In a multi-institutional study, students in 3+-interval graded schools had significantly higher stress, emotional exhaustion, and depersonalization and were more likely to have burnout or considered dropping out compared to students in schools with pass-fail grading. Grading scale was more strongly associated with student well-being than the number of contact days or tests.
When the University of Virginia changed to pass-fail, preclinical students had higher well-being and vitality and reduced anxiety and depression. When Mayo Medical School switched part of its curriculum to pass-fail, students had less stress, improved mood, and even greater group cohesion. When Saint Louis University changed to pass-fail as part of a multifaceted preclinical curricular reform, students had lower levels of moderate or severe depression symptoms, anxiety symptoms, and stress. We believe a simple change in grading systems can lead to a clinically significant change in student wellness and mental health.

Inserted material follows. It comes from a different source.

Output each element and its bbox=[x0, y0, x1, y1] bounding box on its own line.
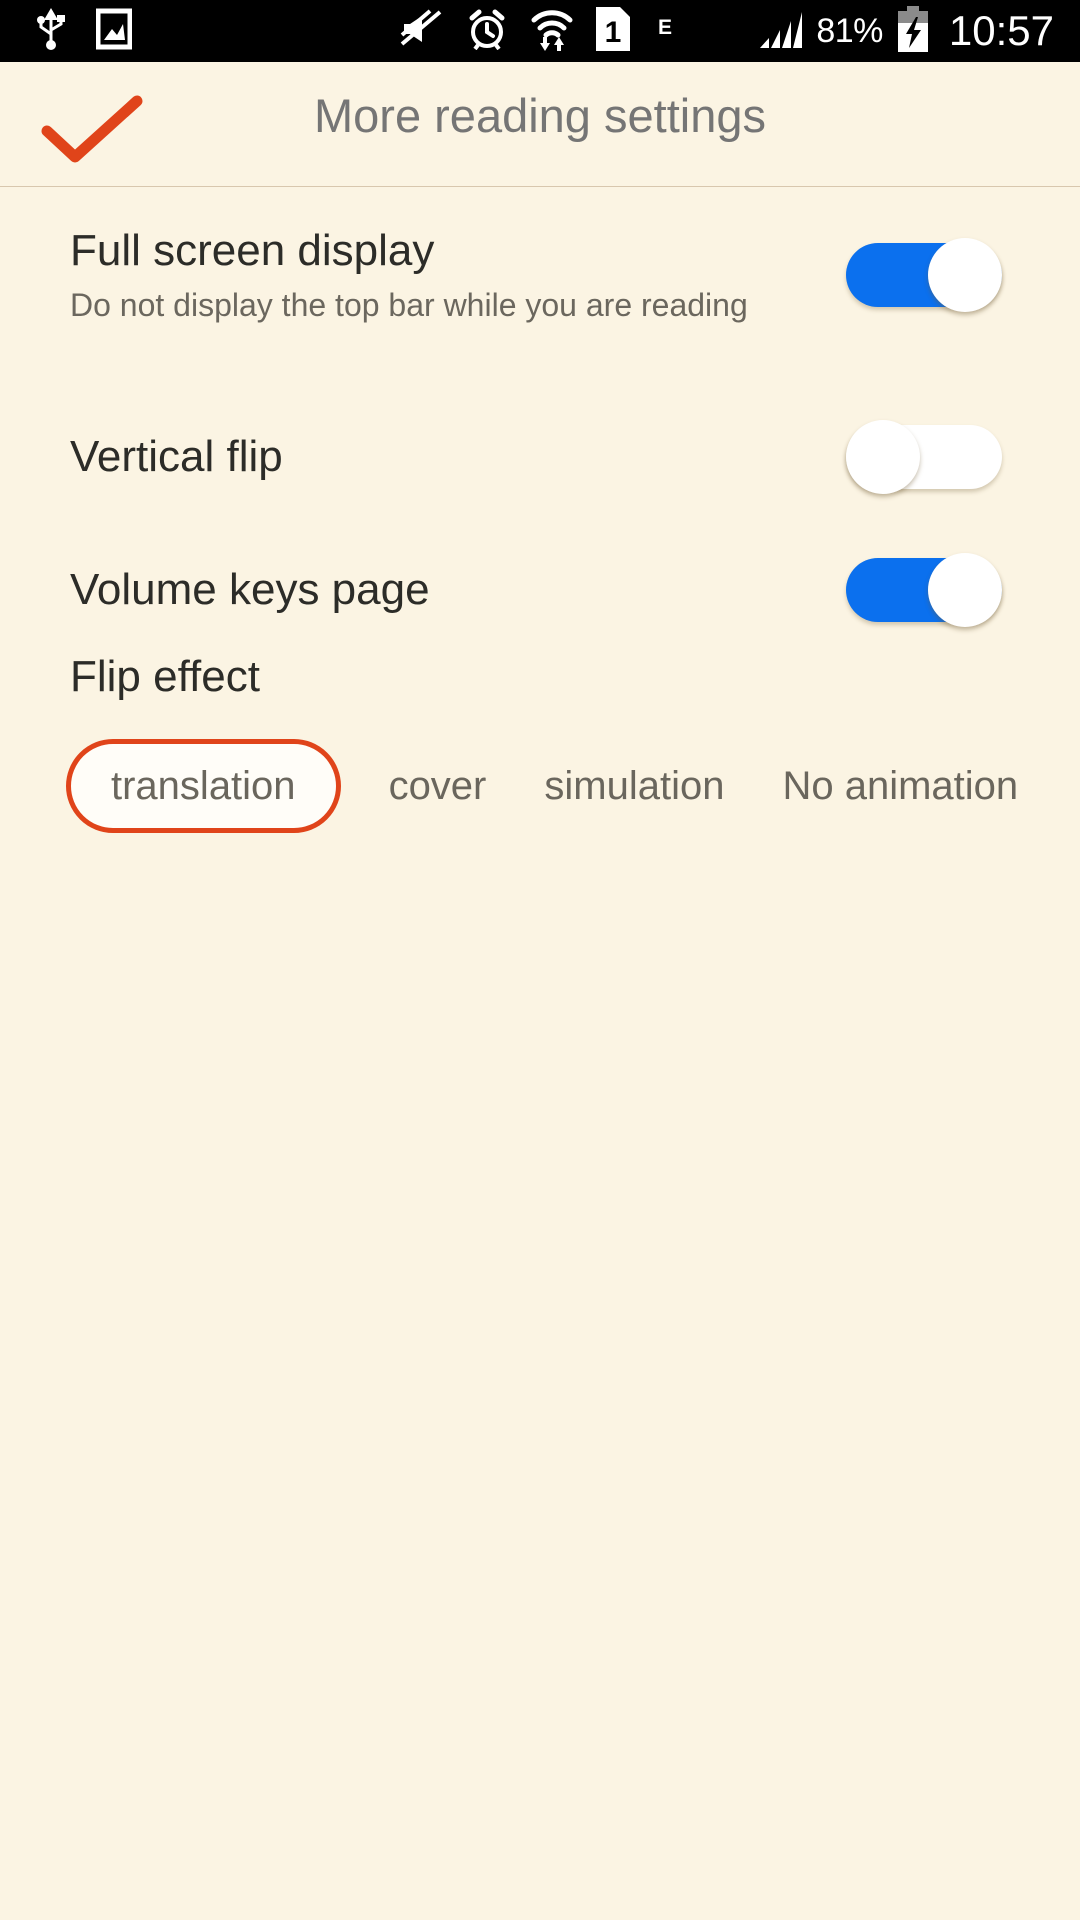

National organization endorsement
The alarming levels of burnout among physicians, residents, and medical students demand greater national attention to wellness. The American Medical Student Association passed policy in 2012 stating that it “STRONGLY URGES all medical schools to adopt the use of a strictly pass/fail grading policy during the preclinical years of medical school” to reduce the risk of poor student health and wellness and to promote teamwork and collaboration rather than competition. In 2012, the American Medical Association (AMA) approved policy entitled “Supporting Two-Interval Grading Systems for Medical Education,” which acknowledged the benefits of a pass-fail system for the non-clinical curriculum. By 2013, as tabulated by the AMA and published in JAMA, pure pass-fail was the most common preclinical grading system across the country, found at 41 percent of allopathic schools.
We believe the so-called “pass/fail experiment” has finally proven itself and will continue to propagate, not as a reaction to “transient sociopolitical turmoil,” but as an enduring curricular reform that prevents unnecessary mental turmoil during training.